Personally, I don’t mind keeping things completely organized with my fly boxes, so I don’t actually use the bench a bunch. On most vests, you can actually replace/remove this foam (which is what I ended up doing).
In addition, do you like floppy pockets? Do you fly in to your fishing spots? If that’s the case and you want to keep your vest loaded, a structurally sound pocket on your vest could come in handy.
What’s on the back of the fly fishing vest you’re after?
Do you use a separate backpack? Do you carry water on the water? What’s your fishing style?
These are all questions that matter when you’re trying to choose the perfect vest for your next trip to the river.
If you’re the angler that prefers to put everything in one place, get a vest that offers a backpack built in.
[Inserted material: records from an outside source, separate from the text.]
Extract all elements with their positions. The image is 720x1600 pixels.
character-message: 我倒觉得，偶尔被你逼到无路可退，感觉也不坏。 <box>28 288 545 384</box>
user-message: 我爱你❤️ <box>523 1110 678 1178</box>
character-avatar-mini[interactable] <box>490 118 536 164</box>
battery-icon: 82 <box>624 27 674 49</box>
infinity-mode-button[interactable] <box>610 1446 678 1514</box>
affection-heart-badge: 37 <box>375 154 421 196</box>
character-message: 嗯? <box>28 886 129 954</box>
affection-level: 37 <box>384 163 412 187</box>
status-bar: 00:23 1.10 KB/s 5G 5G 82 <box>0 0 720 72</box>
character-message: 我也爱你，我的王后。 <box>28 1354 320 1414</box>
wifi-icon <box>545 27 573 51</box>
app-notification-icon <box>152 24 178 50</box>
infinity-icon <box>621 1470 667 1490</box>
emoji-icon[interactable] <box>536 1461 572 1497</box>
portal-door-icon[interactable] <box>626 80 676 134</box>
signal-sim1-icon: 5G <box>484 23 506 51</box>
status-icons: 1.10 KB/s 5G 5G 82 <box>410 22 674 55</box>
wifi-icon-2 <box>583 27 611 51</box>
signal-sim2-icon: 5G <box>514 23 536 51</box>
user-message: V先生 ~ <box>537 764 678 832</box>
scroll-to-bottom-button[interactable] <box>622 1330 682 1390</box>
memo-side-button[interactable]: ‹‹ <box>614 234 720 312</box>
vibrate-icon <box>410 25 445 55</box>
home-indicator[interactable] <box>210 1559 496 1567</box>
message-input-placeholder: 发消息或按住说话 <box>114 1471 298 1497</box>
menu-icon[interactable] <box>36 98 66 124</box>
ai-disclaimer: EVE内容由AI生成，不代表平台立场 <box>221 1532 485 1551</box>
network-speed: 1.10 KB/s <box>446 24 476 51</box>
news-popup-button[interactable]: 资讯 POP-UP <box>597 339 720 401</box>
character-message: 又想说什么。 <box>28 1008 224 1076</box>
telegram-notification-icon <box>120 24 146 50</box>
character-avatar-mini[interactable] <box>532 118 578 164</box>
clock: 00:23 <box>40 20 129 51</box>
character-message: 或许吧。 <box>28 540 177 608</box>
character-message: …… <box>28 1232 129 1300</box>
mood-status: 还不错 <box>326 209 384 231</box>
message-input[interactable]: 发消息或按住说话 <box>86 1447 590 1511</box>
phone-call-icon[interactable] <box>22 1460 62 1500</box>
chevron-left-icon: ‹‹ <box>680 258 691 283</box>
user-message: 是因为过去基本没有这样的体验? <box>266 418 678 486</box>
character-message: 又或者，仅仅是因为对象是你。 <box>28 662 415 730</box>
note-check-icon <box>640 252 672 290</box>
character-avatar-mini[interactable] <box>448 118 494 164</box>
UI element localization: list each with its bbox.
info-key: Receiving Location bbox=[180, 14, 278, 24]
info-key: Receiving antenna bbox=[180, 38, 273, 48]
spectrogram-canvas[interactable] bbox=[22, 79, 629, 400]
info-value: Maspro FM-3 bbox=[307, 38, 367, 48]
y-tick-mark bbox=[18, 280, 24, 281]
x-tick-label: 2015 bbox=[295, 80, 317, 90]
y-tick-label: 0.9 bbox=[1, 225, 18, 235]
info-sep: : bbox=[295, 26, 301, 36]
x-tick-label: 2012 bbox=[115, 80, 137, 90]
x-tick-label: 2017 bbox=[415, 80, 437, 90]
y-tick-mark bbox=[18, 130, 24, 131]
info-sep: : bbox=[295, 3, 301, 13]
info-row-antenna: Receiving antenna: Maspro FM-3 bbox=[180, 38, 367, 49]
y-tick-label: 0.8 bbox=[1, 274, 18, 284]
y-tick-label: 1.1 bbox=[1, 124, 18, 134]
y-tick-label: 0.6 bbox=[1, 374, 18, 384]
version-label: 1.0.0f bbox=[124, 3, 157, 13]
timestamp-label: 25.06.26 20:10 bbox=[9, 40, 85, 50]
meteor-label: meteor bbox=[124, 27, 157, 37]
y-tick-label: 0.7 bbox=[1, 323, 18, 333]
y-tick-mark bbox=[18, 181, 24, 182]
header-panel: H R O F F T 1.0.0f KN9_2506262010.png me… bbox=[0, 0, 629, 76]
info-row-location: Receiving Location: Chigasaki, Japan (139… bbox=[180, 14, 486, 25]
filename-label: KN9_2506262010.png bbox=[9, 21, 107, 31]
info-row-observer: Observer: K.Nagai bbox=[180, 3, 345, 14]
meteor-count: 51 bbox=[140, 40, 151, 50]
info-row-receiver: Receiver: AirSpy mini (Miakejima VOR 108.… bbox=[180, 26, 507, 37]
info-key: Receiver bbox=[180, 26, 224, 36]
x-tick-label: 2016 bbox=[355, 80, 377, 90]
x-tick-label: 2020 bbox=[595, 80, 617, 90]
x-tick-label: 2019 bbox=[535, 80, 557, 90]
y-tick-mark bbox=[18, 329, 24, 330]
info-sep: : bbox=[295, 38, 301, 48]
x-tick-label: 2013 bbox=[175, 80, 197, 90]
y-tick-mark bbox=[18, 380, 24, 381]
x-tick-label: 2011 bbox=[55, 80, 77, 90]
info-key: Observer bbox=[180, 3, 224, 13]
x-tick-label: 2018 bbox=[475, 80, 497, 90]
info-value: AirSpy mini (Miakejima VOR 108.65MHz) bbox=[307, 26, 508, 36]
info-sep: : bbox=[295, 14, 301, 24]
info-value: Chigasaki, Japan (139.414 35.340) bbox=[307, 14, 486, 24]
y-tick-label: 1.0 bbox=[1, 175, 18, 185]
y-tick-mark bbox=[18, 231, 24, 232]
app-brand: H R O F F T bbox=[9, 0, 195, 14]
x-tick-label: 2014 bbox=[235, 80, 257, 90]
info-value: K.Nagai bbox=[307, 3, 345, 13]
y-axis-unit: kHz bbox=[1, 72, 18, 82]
Another option is buying something similar to the Allen vest we recommended above, where there literally isn’t a back on the vest. If you’re heading on walking distance trips, you could easily get away without a back. Do you fish to eat? If that’s the case make sure you get a setup where transportation and keeping the fish cool works well.
So all in all, choosing the perfect setup comes down to.. you.
When you’re in the store, you’re looking online, ask yourself the above questions and match a vest to your budget.
Or, if worse comes to worst, buy two.
My beginner vest was a $14 model from Dunham’s way back in the day. I’ve replaced the zippers on it, but the vest is still around today.